You can pick up sets of HSS lathe tool blanks at the cheap places (Harbor Freight, Wholesale Tool (wttool.com) ) They set you back about a dollar per piece. You can also really cheap out and hunt down used HSS drill bits to shape to use.

It is a bit harder to drill the end without a lathe but it can be done and real precision is not required. The size just needs to be large enough for the bit to fit in. The size of the set screws will be a bit under the tool size. Again, not critical.

If you are not tooled up for the metal work, drop by a muffler shop, or welding shop or something and ask them to bend it for you. It will be cheaper than buying the gas. You can also do it yourself.

If you are patient, you can just clamp it up in a vise and have at it with a file to shape flats and such.

Carbon steel is not that much more for the quantites you are going to be using. I just bought some for about $10/piece for 3’ long 1/2 in drill rod. If you are going to use a HSS insert or carbide insert, it is not worth paying extra for. If you are thinking about making your own, go for it. 3/4 in O1 was about $20 for a 3’ piece.

Don’t want to spend the money on propane or mapp gas? Pick up a bag of charcoal and bbq a chicken while you are working.
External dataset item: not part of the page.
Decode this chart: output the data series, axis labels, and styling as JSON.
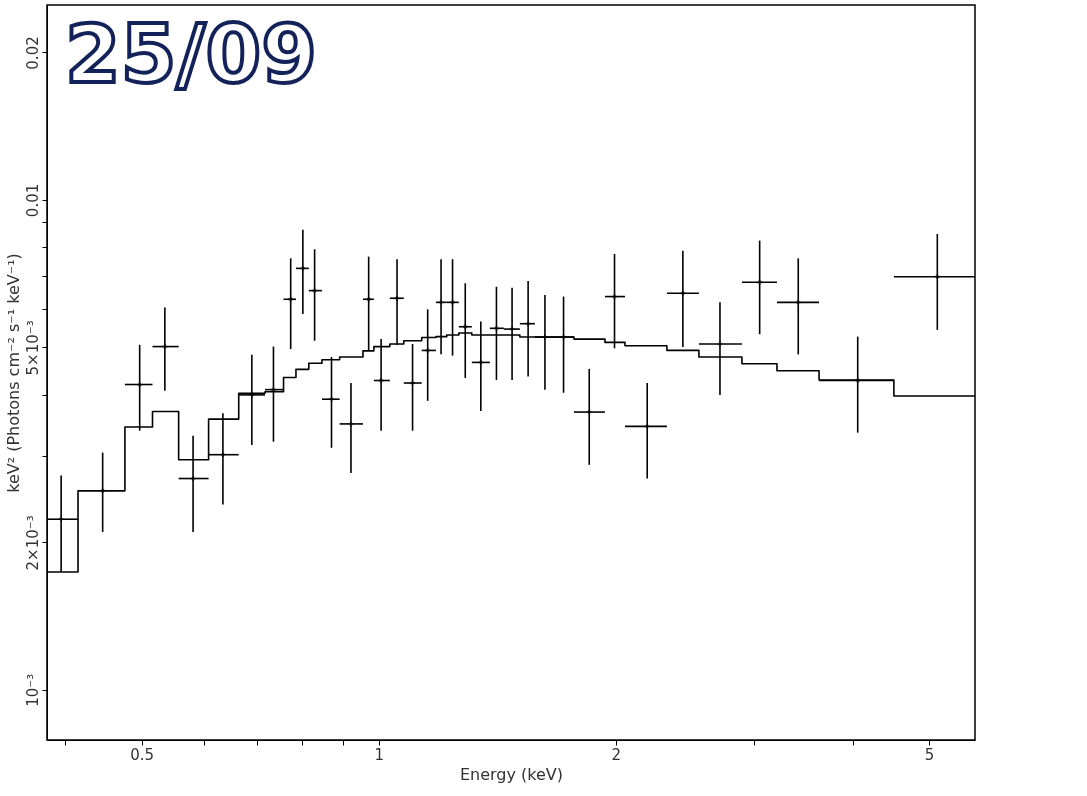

Pick up some long pliers or tongs, a small hammer and something to use for an anvil and you are in business (a little 24 lb anvil at grizzly is $25.) A lot of people use pieces of old train track.

-- Woodworking shouldn't cost a fortune: http://lowbudgetwoodworker.blogspot.com/

View Michael1's profile

Michael1

403 posts in 1245 days


#5 posted 981 days ago

I am with you on making turning tools. Just today I was in Woodcraft and they had some really nice hollowing chisels for 150 bucks. I look at it as when I make the tool, It is more pleasurable to use than one I bought. I am still learning about the metal working aspect my self. I have a brother that is a machinist. I will get his thoughts on the best way to bend the steel and what type of steel is best to use and will let you know. In the mean time, If keep posting your progress, would love to learn from others experience.